Abstract

Video-based person re-identification (Re-ID) leverages rich spatio-temporal information embedded in sequence data to further improve the retrieval accuracy comparing with single image Re-ID. However, it also brings new difficulties. 1) Both spatial and temporal information should be considered simultaneously. 2) Pedestrian video data often contains redundant information and 3) suffers from data quality problems such as occlusion, background clutter. To solve the above problems, we propose a novel two-stream Dynamic Pyramid Representation Model (DPRM). DPRM mainly consists of three sub-models, i.e., Pyramidal Distribution Sampling Method (PDSM), Dynamic Pyramid Dilated Convolution (DPDC) and Pyramid Attention Pooling (PAP). PDSM is applied for more effective data pre-processing according to sequence semantic distribution.
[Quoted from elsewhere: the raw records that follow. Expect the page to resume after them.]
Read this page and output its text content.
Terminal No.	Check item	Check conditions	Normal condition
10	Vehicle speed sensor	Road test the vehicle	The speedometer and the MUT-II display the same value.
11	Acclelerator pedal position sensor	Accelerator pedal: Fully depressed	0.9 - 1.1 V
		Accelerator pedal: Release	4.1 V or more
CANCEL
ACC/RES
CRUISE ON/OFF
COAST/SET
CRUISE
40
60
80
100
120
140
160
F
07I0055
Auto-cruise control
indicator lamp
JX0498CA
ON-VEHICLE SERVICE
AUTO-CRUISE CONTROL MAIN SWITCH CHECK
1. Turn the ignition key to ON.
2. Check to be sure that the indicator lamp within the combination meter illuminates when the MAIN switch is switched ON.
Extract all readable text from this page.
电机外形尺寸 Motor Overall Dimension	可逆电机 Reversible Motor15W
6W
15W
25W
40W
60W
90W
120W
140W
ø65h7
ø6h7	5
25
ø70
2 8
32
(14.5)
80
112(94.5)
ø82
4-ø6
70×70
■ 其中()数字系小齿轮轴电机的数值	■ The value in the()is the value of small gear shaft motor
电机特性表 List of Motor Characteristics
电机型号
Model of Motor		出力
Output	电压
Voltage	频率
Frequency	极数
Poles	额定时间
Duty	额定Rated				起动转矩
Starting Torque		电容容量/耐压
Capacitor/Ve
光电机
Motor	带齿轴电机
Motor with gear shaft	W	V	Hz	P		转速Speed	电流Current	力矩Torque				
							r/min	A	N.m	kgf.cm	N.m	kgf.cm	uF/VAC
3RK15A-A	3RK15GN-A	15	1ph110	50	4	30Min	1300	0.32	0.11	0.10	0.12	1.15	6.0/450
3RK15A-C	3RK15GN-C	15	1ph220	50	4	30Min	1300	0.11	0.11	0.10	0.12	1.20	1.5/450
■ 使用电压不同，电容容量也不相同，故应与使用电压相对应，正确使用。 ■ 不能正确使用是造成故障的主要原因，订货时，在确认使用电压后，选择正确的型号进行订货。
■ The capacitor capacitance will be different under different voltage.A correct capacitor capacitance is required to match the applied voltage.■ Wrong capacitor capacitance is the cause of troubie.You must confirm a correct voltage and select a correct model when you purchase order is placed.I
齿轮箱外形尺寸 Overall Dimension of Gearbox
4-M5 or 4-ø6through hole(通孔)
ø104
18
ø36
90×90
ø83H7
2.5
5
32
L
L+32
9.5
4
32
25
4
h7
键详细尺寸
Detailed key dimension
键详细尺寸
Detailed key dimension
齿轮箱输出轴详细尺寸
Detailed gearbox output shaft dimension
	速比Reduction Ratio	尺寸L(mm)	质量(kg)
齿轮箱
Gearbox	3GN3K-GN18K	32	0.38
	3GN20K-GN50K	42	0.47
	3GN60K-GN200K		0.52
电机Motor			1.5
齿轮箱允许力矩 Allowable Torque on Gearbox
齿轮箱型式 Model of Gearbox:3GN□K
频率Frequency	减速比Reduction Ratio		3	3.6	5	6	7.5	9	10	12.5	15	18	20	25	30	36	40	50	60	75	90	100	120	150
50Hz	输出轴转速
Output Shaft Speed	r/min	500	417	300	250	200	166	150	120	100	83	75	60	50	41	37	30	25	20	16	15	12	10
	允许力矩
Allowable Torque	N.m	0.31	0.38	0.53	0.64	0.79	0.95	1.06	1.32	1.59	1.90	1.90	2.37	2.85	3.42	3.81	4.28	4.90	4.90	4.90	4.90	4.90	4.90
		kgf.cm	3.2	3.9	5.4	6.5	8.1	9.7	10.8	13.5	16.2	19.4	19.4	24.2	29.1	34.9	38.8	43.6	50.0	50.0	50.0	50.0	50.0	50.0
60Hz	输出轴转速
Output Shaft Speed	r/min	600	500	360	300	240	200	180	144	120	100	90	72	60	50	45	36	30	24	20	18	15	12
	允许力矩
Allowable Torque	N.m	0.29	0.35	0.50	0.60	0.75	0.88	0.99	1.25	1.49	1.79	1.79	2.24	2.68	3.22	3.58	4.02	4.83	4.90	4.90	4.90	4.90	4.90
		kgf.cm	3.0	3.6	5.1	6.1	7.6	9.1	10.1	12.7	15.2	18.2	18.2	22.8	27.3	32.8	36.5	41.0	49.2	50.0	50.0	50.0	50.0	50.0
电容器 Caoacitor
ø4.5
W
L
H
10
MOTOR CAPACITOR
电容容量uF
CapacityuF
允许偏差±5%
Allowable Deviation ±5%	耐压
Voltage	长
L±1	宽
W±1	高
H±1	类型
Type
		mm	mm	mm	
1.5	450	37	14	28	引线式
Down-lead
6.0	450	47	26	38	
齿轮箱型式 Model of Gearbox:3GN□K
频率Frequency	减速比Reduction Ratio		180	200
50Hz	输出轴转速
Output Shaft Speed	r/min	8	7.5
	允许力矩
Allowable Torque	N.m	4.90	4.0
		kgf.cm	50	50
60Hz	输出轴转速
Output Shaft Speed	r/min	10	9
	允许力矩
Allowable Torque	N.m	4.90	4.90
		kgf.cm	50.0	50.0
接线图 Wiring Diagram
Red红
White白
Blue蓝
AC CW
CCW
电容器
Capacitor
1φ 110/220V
DPDC and PAP can be considered as two streams to describe the motion context and static appearance of a video sequence, respectively. By fusing the two-stream features together, we finally achieve comprehensive spatio-temporal representation. Notably, dynamic pyramid strategy is applied throughout the whole model. This strategy exploits multi-scale features under attention mechanism to maximally capture the most discriminative features and mitigate the impact of video data quality problems such as partial occlusion. Extensive experiments demonstrate the outperformance of DPRM. For instance, it achieves 83.0% mAP and 89.0% Rank-1 accuracy on MARS dataset and reaches state of the art.